Archaeologists uncover hidden medieval cities in Cambodia

Laser scans reveal multiple cities hidden beneath the jungle, shedding new light on the ancient Khmer Empire that built Angkor Wat.

Laser technology has uncovered multiple ancient cities beneath the jungle of Cambodia, a discovery that archaeologists studying Angkor Wat's medieval civilization are calling the greatest in decades for their field. 

The previously undocumented cities, ranging from 900 to 1,400 years old and rivaling the size of Cambodia's current capital, Phnom Penh, were discovered near the ancient temple city of Angkor Wat. Angkor Wat, which attracts hundreds of thousands of tourists per year as a UNESCO World Heritage site, was constructed during the early to mid 1100s by King Suryavarmn II of the Khmer Empire.

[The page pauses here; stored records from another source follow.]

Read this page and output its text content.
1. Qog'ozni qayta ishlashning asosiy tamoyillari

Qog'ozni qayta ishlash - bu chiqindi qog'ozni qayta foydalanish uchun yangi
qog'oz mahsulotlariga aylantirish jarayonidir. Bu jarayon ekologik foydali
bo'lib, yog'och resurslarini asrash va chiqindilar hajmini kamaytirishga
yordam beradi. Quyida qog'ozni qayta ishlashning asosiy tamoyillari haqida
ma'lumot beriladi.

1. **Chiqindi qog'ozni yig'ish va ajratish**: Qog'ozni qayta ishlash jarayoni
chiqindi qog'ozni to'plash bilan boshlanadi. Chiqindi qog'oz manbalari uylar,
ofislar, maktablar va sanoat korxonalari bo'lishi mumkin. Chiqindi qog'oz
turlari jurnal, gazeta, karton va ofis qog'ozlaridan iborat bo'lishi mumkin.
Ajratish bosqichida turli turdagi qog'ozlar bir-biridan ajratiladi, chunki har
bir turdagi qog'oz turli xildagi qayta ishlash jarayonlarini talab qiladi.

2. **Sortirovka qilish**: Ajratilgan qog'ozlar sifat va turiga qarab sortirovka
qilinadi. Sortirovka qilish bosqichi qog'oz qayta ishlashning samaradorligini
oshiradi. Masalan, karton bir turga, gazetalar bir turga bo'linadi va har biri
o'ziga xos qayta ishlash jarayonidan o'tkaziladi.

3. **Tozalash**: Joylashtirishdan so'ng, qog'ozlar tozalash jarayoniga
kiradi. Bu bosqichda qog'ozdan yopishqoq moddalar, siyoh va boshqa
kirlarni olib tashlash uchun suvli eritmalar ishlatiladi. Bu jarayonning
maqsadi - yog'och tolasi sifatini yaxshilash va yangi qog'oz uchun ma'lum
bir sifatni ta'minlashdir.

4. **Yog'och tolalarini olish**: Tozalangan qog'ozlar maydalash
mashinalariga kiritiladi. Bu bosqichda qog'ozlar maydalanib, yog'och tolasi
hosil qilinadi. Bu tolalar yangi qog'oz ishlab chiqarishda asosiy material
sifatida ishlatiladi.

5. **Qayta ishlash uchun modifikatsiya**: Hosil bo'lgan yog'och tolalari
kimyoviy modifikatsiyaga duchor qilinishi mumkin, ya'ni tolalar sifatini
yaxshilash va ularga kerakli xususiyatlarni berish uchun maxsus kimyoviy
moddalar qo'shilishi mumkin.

Historians had long suspected that the Khmer Empire included more cities in addition to Angkor Wat, and scans made in 2012 confirmed the existence of Mahendraparvata, another ancient temple city located nearby. The new scans, made with laser scanning technology known as lidar, map out in greater detail the full extent of Mahendraparvata, as well as other cities and a complex system of waterways. 

"We always imagined that their great cities surrounded the monuments in antiquity," lead researcher Damian Evans told AFP. "But now we can see them with incredible precision and detail, in some places for the very first time, but in most places where we already had a vague idea that cities must be there."

The discovery also provides historians with new insights on the "collapse of Angkor," Dr. Evans told The Guardian. "There's an idea that somehow the Thais invaded and everyone fled down south – that didn’t happen, there are no cities [revealed by the aerial survey] that they fled to. It calls into question the whole notion of an Angkorian collapse."

The research done by Evans and his colleagues, known as the Cambodian Archaeological Lidar Initiative (CALI), was supported by Cambodia's government as well as international organizations and universities. 

A spokesman for the Apsara authority, the government body that manages the Angkor complex, told AFP that while the lidar revealed "a lot of information from the past," further research would be needed. Analyzing the data and conducting field research will take years, Evans told the Cambodia Daily. 

David Chandler, the foremost expert on Cambodian history and author of multiple books and articles on the subject, says Evans and his team have rewritten history with their discovery.

"It will take time for their game-changing findings to drift into guide books, tour guides, and published histories," Dr. Chandler told The Guardian. "But their success at putting hundreds of nameless, ordinary, Khmer-speaking people back into Cambodia's past is a giant step for anyone trying to deal with Cambodian history."